QUANTOS ANOS TEM A LÍNGUA PORTUGUESA?

Por iniciativa do deputado Ribeiro e Castro, do CDS/PP, e subscrito por inúmeros académicos da língua, literatura e cultura portuguesas das universidades dos países da lusofonia, conjuntamente com o presidente da República de Cabo Verde, o presidente e o primeiro-ministro da República de Timor Leste, o chefe da missão de Angola junto da Comunidade de Países de Língua Portuguesa (CPLP), o embaixador de Moçambique em Portugal, o secretário executivo da CPLP e o presidente do Instituto Internacional de Macau, e também por alguns escritores da nossa língua, vai ser proclamado hoje o Manifesto 2014, para celebrar os oitocentos anos da Língua Portuguesa.

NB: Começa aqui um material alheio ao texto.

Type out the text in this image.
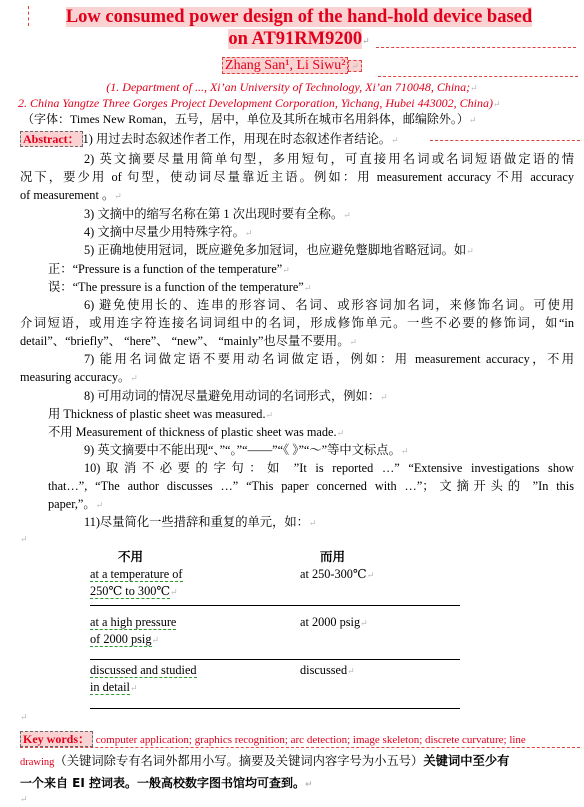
Low consumed power design of the hand-hold device based
on AT91RM9200↵
Zhang San¹, Li Siwu² ↵
(1. Department of ..., Xi’an University of Technology, Xi’an 710048, China;↵
2. China Yangtze Three Gorges Project Development Corporation, Yichang, Hubei 443002, China)↵
（字体：Times New Roman，五号，居中，单位及其所在城市名用斜体，邮编除外。）↵
Abstract： 1) 用过去时态叙述作者工作，用现在时态叙述作者结论。↵
2) 英文摘要尽量用简单句型，多用短句，可直接用名词或名词短语做定语的情
况下，要少用 of 句型，使动词尽量靠近主语。例如：用 measurement accuracy 不用 accuracy
of measurement 。↵
3) 文摘中的缩写名称在第 1 次出现时要有全称。↵
4) 文摘中尽量少用特殊字符。↵
5) 正确地使用冠词，既应避免多加冠词，也应避免蹩脚地省略冠词。如↵
正：“Pressure is a function of the temperature”↵
误：“The pressure is a function of the temperature”↵
6) 避免使用长的、连串的形容词、名词、或形容词加名词，来修饰名词。可使用
介词短语，或用连字符连接名词词组中的名词，形成修饰单元。一些不必要的修饰词，如“in
detail”、“briefly”、 “here”、 “new”、 “mainly”也尽量不要用。↵
7) 能用名词做定语不要用动名词做定语，例如：用 measurement accuracy，不用
measuring accuracy。↵
8) 可用动词的情况尽量避免用动词的名词形式，例如：↵
用 Thickness of plastic sheet was measured.↵
不用 Measurement of thickness of plastic sheet was made.↵
9) 英文摘要中不能出现“、”“。”“——”“《 》”“～”等中文标点。↵
10)取消不必要的字句：如 ”It is reported …” “Extensive investigations show
that…”, “The author discusses …” “This paper concerned with …”；文摘开头的 ”In this
paper,”。↵
11)尽量简化一些措辞和重复的单元，如：↵
↵
不用	而用
at a temperature of
250℃ to 300℃↵
at 250-300℃↵
at a high pressure
of 2000 psig↵
at 2000 psig↵
discussed and studied
in detail↵
discussed↵
↵
Key words： computer application; graphics recognition; arc detection; image skeleton; discrete curvature; line
drawing（关键词除专有名词外都用小写。摘要及关键词内容字号为小五号）关键词中至少有
一个来自 EI 控词表。一般高校数字图书馆均可查到。↵
↵
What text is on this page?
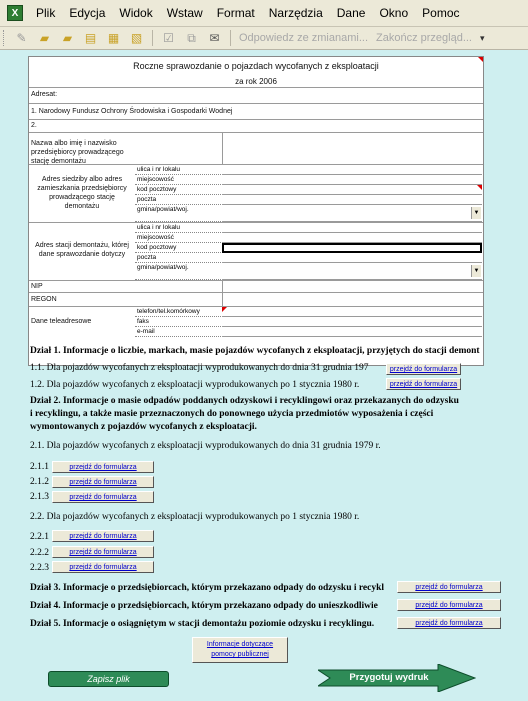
X	Plik	Edycja	Widok	Wstaw	Format	Narzędzia	Dane	Okno	Pomoc
✎	▰	▰	▤ ▦ ▧ ☑	⧉	✉	Odpowiedz ze zmianami... Zakończ przegląd... ▾
Roczne sprawozdanie o pojazdach wycofanych z eksploatacji
za rok 2006
Adresat:
1. Narodowy Fundusz Ochrony Środowiska i Gospodarki Wodnej
2.
Nazwa albo imię i nazwisko przedsiębiorcy prowadzącego stację demontażu
Adres siedziby albo adres zamieszkania przedsiębiorcy prowadzącego stację demontażu
ulica i nr lokalu
miejscowość
kod pocztowy
poczta
gmina/powiat/woj.	▼
Adres stacji demontażu, której dane sprawozdanie dotyczy
ulica i nr lokalu
miejscowość
kod pocztowy
poczta
gmina/powiat/woj.	▼
NIP
REGON
Dane teleadresowe
telefon/tel.komórkowy
faks
e-mail
Dział 1. Informacje o liczbie, markach, masie pojazdów wycofanych z eksploatacji, przyjętych do stacji demont
1.1. Dla pojazdów wycofanych z eksploatacji wyprodukowanych do dnia 31 grudnia 197	przejdź do formularza
1.2. Dla pojazdów wycofanych z eksploatacji wyprodukowanych po 1 stycznia 1980 r.	przejdź do formularza
Dział 2. Informacje o masie odpadów poddanych odzyskowi i recyklingowi oraz przekazanych do odzysku
i recyklingu, a także masie przeznaczonych do ponownego użycia przedmiotów wyposażenia i części
wymontowanych z pojazdów wycofanych z eksploatacji.
2.1. Dla pojazdów wycofanych z eksploatacji wyprodukowanych do dnia 31 grudnia 1979 r.
2.1.1	przejdź do formularza
2.1.2	przejdź do formularza
2.1.3	przejdź do formularza
2.2. Dla pojazdów wycofanych z eksploatacji wyprodukowanych po 1 stycznia 1980 r.
2.2.1	przejdź do formularza
2.2.2	przejdź do formularza
2.2.3	przejdź do formularza
Dział 3. Informacje o przedsiębiorcach, którym przekazano odpady do odzysku i recykl	przejdź do formularza
Dział 4. Informacje o przedsiębiorcach, którym przekazano odpady do unieszkodliwie	przejdź do formularza
Dział 5. Informacje o osiągniętym w stacji demontażu poziomie odzysku i recyklingu.	przejdź do formularza
Informacje dotyczące
pomocy publicznej
Zapisz plik	Przygotuj wydruk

Resolvi exprimir a minha oposição política ao Manifesto 2014, reproduzindo-o aqui integralmente, porque o manifesto, sendo embora um bom hino à língua portuguesa, falha quanto à questão da data e quanto à escolha do documento fundador.

 

 

 

 

 

 

Manifesto 2014

A língua que falamos não é apenas comunicação ou forma de fazer um negócio. Também é. Mas é muito mais. É uma forma de sentir e de lembrar; um registo, arca de muitas memórias; um modo de pensar, uma maneira de ser – e de dizer. É espaço de cultura, mar de muitas culturas, um traço de união, uma ligação. É passado e é futuro; é história. É poesia e discurso, sussurro e murmúrios, segredos, gritaria, declamação, conversa, bate-papo, discussão e debate, palestra, comércio, conto e romance, imagem, filosofia, ensaio, ciência, oração, música e canção, até silêncio. É um abraço. É raiz e é caminho. É horizonte, passado e destino.

Na era da globalização, falar português, uma das grandes línguas globais do planeta, que partilha e põe em comum culturas da Europa, das Américas, de África e da Ásia e Oceânia, com centenas de milhões de falantes em todos os continentes, é um imenso património e um poderoso veículo de união e progresso.

Em 27 de Junho de 2014, passam oitocentos anos sobre o mais antigo documento oficial conhecido em língua portuguesa, a nível de Estado – o mais antigo documento régio na nossa língua, o testamento do terceiro rei de Portugal, Dom Afonso II.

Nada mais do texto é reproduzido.